Zermürbende Bürokratie

Claudia Degler, stellvertretende Geschäftsführerin und Heimleiterin des Evangelischen Vereins Bad Cannstatt, sagt, man brauche gute und auskömmlich finanzierte Personalschlüssel. „Die Arbeitsbedingungen müssen so sein, dass die Mitarbeiter sich noch als Menschen fühlen und nicht wie Maschinen über die Flure laufen.“ Martina Zoll, Geschäftsführerin der Diakoniestation Weissacher Tal, klagt, man leide schon jetzt unter einer erheblichen Personalknappheit. „Wir müssen immer wieder Pflegeanfragen ablehnen.
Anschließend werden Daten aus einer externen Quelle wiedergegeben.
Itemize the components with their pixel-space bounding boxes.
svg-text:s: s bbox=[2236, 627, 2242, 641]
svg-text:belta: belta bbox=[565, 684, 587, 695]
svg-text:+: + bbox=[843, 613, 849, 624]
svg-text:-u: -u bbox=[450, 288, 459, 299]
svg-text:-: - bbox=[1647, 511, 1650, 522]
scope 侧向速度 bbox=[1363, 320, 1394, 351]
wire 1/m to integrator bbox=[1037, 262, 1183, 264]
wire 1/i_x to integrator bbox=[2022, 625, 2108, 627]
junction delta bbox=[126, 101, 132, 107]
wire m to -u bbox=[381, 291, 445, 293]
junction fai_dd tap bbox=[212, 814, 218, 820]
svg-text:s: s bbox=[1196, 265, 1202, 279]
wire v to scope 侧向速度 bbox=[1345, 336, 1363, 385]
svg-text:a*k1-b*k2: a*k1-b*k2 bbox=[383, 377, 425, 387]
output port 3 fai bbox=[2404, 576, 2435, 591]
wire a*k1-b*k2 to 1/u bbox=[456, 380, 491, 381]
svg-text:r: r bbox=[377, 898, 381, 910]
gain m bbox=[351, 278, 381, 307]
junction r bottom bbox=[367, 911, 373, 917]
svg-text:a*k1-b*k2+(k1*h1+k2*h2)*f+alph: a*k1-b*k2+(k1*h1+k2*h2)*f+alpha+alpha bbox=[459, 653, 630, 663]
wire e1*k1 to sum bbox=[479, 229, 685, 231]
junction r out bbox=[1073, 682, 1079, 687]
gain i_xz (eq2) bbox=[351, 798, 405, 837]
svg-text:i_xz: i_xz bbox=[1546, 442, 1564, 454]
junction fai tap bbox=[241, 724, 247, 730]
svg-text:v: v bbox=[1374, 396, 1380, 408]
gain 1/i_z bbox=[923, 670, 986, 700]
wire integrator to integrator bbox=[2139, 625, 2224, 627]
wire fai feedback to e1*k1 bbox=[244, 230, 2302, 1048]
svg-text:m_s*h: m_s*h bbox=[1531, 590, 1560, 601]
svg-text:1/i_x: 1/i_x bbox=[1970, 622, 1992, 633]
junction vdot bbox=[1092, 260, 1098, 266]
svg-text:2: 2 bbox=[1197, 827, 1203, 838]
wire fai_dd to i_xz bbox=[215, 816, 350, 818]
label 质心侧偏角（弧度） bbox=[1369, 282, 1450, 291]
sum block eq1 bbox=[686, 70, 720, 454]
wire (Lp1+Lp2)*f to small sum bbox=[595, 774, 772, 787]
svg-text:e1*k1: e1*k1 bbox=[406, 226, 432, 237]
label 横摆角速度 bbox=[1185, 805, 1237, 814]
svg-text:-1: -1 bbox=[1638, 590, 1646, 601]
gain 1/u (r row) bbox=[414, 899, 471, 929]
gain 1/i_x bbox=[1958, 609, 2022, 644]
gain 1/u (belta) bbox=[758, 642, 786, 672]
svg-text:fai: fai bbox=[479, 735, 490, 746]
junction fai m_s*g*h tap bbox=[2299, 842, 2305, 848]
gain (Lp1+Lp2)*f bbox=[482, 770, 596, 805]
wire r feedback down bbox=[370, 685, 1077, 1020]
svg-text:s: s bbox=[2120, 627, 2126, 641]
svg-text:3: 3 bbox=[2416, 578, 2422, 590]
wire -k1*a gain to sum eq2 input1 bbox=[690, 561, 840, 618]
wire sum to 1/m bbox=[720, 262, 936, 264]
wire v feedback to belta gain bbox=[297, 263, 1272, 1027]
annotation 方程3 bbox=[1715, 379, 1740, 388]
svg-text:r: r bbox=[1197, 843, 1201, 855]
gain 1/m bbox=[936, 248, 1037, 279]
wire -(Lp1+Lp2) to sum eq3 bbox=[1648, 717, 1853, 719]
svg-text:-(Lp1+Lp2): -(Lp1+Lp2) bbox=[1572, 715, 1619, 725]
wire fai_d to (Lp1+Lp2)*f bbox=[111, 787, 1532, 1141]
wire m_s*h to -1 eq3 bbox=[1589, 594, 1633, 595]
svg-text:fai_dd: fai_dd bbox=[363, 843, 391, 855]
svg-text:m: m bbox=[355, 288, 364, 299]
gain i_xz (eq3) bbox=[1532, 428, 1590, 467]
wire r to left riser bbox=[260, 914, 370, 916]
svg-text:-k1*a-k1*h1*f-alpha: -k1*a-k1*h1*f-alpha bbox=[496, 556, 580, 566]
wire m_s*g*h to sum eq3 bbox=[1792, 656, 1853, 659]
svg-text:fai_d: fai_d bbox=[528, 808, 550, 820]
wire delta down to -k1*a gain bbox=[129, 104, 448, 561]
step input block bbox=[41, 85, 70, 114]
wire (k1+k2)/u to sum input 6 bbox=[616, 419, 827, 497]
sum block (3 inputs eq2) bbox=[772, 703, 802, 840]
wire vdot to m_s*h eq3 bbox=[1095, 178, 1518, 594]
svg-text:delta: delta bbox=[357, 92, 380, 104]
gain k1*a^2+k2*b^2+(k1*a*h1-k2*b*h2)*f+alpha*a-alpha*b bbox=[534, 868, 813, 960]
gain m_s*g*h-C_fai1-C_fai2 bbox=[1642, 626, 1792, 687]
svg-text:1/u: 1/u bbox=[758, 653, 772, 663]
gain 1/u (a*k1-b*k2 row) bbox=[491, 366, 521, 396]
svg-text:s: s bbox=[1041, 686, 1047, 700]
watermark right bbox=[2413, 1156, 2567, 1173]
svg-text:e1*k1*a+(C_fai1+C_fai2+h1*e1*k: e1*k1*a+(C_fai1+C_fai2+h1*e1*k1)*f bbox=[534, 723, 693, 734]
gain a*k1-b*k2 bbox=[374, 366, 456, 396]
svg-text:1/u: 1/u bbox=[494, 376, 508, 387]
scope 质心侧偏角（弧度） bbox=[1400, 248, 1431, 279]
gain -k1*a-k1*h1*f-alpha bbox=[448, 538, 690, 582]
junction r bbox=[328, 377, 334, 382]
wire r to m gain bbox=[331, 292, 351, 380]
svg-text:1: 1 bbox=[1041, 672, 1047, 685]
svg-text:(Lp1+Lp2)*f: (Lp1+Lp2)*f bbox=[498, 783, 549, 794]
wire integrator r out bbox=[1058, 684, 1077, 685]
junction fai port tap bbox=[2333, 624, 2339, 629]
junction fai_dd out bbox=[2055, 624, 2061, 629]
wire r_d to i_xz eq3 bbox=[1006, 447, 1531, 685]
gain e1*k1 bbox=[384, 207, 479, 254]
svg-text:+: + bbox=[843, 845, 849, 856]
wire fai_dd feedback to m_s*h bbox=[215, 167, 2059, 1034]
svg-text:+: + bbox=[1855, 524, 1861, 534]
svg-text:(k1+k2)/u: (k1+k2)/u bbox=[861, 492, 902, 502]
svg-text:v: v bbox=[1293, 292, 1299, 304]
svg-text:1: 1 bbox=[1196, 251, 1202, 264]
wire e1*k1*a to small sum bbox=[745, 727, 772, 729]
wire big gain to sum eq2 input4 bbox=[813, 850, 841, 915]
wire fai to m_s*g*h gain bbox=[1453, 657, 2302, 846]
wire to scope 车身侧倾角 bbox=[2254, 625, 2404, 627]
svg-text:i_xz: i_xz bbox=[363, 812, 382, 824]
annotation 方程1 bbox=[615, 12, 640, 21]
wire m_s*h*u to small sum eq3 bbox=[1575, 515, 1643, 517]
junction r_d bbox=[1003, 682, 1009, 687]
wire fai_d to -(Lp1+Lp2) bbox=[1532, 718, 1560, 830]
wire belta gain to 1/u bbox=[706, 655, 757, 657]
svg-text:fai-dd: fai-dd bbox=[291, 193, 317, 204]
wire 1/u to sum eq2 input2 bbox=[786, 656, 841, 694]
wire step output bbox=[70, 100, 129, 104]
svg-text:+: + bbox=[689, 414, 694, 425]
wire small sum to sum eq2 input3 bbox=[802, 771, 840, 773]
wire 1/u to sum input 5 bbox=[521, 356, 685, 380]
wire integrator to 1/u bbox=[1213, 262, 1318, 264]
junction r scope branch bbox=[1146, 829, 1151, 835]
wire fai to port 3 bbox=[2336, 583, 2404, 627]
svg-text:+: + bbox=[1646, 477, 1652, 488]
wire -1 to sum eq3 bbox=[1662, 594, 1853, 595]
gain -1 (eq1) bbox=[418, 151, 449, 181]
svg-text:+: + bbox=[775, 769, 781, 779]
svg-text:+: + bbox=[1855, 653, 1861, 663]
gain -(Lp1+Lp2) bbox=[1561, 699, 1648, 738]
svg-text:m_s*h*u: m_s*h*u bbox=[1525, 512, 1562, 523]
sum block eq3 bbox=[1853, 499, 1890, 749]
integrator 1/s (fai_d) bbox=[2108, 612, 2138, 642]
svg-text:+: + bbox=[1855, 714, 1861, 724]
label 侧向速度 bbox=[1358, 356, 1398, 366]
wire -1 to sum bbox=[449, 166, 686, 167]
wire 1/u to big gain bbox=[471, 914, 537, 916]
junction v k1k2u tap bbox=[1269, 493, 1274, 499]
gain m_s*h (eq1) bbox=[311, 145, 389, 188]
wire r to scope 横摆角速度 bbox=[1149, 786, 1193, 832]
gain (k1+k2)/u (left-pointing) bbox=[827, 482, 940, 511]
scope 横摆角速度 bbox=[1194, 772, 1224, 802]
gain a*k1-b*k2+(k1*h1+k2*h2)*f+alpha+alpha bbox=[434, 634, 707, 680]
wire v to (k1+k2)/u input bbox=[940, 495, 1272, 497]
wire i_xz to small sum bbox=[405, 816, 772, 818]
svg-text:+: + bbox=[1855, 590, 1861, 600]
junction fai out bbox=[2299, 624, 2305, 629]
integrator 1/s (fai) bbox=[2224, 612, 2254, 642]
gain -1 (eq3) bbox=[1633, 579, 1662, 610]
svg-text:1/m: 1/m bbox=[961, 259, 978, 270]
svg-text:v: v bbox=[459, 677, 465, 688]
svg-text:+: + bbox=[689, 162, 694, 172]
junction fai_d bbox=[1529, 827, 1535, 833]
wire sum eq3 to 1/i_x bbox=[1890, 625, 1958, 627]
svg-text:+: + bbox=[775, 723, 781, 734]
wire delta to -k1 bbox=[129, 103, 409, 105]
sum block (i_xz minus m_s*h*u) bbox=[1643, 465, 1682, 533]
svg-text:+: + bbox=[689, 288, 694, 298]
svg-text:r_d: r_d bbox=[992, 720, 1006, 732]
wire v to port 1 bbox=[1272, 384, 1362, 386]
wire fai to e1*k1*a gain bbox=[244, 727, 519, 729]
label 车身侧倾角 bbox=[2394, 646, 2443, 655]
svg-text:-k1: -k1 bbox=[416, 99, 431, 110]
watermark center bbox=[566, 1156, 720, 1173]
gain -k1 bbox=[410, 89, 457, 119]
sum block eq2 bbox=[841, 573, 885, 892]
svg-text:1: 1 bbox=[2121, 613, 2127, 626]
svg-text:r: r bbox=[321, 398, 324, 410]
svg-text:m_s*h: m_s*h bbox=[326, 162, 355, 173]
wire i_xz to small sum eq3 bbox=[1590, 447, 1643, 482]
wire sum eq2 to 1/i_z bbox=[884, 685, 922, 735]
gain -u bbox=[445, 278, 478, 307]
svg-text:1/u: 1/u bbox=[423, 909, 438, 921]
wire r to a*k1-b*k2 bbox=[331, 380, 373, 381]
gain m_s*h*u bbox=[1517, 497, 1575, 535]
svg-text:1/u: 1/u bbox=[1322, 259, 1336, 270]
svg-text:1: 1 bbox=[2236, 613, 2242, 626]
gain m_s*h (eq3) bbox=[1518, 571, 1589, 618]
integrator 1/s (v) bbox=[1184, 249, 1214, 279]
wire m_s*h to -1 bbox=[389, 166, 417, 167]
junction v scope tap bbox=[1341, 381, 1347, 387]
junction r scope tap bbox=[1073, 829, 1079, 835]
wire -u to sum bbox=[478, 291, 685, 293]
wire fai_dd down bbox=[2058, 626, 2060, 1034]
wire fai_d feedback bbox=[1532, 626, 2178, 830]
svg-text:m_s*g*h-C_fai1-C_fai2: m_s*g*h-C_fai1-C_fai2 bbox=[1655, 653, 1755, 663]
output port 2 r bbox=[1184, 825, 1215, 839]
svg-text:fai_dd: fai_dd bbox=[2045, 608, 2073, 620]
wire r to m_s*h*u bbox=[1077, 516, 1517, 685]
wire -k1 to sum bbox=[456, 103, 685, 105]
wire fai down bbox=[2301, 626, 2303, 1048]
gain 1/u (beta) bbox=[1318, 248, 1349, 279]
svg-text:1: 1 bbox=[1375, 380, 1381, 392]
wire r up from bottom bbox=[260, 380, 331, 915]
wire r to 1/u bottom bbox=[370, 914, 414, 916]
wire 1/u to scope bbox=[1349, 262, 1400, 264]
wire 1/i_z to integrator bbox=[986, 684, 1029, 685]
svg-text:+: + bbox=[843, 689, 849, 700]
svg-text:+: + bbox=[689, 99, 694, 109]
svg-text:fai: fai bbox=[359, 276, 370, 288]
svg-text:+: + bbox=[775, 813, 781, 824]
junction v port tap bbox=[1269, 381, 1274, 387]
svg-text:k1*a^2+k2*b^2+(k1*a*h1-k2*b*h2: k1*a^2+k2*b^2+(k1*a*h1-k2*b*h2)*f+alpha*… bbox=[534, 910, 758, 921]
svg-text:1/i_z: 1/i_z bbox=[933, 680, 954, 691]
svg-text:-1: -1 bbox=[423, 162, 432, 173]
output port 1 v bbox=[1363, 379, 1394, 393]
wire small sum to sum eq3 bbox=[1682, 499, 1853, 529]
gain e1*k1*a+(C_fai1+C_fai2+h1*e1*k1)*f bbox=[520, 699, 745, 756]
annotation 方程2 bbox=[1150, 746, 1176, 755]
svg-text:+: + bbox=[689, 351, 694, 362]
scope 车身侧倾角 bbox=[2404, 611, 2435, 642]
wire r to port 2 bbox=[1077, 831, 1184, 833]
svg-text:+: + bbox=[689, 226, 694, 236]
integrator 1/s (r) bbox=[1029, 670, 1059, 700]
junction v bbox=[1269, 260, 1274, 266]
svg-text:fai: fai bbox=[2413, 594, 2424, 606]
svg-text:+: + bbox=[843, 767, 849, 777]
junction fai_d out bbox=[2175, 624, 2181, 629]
Das ist sehr bitter und nur schwer auszuhalten.“ Ihre Sorge ist, dass sich die Lage schon bald noch verschärfen wird, weil „viele Mitarbeiterinnen bald in Ruhestand gehen“. Martina Zoll klagt auch über zu viel Bürokratie in der Pflege. Die weitreichende Dokumentationspflicht „zermürbt unsere Mitarbeiter“. Wenn es nach der Geschäftsführerin der Diakoniestation Weissacher Tal geht, muss künftig bei der Finanzierung der Pflege, welche auf die Unterstützung durch Ehrenamtliche angewiesen ist, auch der Aufwand zur Koordinierung dieser Netzwerke berücksichtigt werden.